Science and the Fallacy of Induction – with Pictures!

Daniel Chew, currently studying at WSC, recently wrote a paper on science. http://puritanreformed.blogspot.com/2011/05/paper-science-as-paradigmatic-critical.html

He offered some additional comments not in his paper in this post: http://puritanreformed.blogspot.com/2011/05/science-and-fallacy-of-induction.html

It’s straightforward, lucid, and worth sharing a taste:

In Fig. 3, we once again see our proposed equation in black, and the alternate equation in red. Now however, we have a competing equation of the form y=3x-1+ 1/(1000-100x). Now, it can be seen that no matter how much data we have from 0<x<9 thereabouts, there is simply no way to differentiate between the two equations. If all our data points are within that range of x values, then we simply have no way to choose between them.

What does this tell us about science therefore? Science is limited. Science cannot give us the truth of anything. What science does is to give us a working description of reality (which is of course immensely practical in application), but it does not explain it. And the working description of scientifically derived laws are circumscribed by the limitations of the experiments, but we can cannot go beyond it. As I am sure it is still taught in classes on scientific methodology, scientists are not allowed to extrapolate their equations beyond the range of their data. For instance, in the initial data set of 3 points given, nothing should be said of anything with an x value of 4 or 5. If the data set has a highest x value of 7, nothing should be said of what the case would be if x=9.

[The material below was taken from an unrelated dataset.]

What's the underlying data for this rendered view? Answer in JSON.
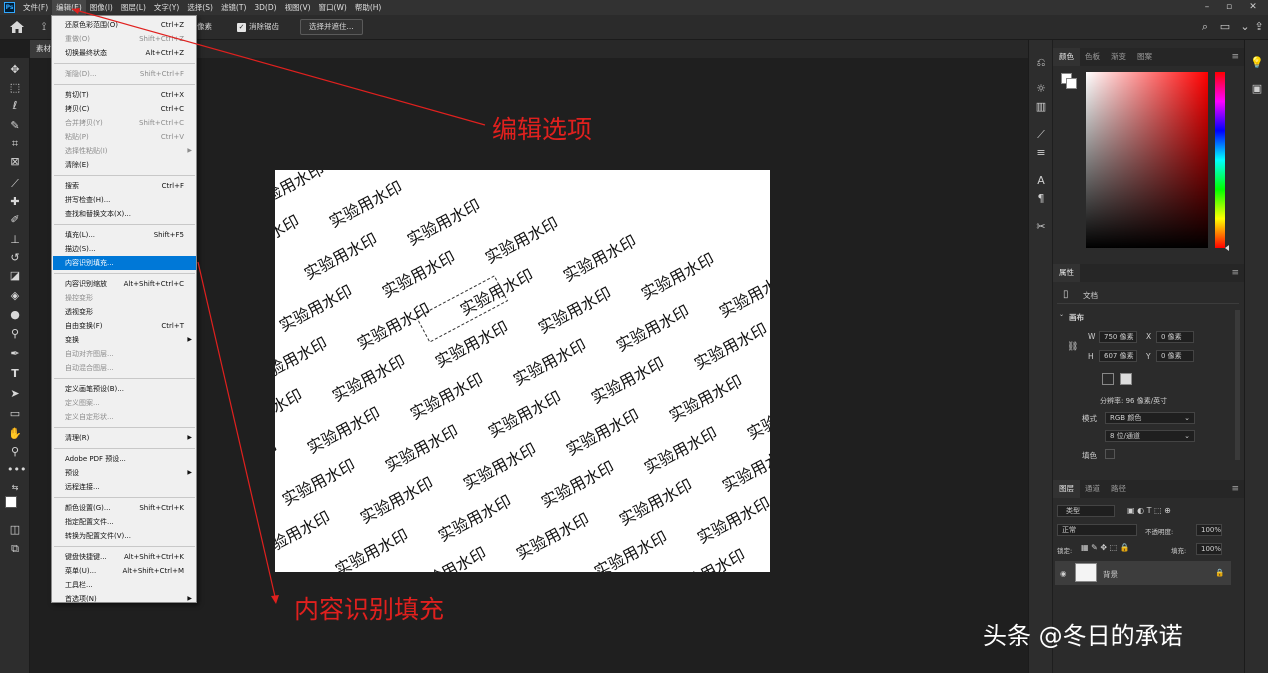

This has implications especially for what is called ‘historical science’, which is the investigation of the past using scientific methodology. Since scientists are not and cannot be in the past, all of such historical science investigations are inherently fallacious. Most of them of course are done within the framework of naturalistic uniformitarianism, which as a philosophy is not science and is not testable. Translated into data interpretation, it is a hopelessly naive methodology which assumes that the simplest interpretation of existing data points must hold true in the past too. Thus, if we have the data set above, uniformitarianism simply assumes that the equation must be a linear one. If another data set seems to follow a quadratic or simple logarithmic equation, then that must be the right type of equation.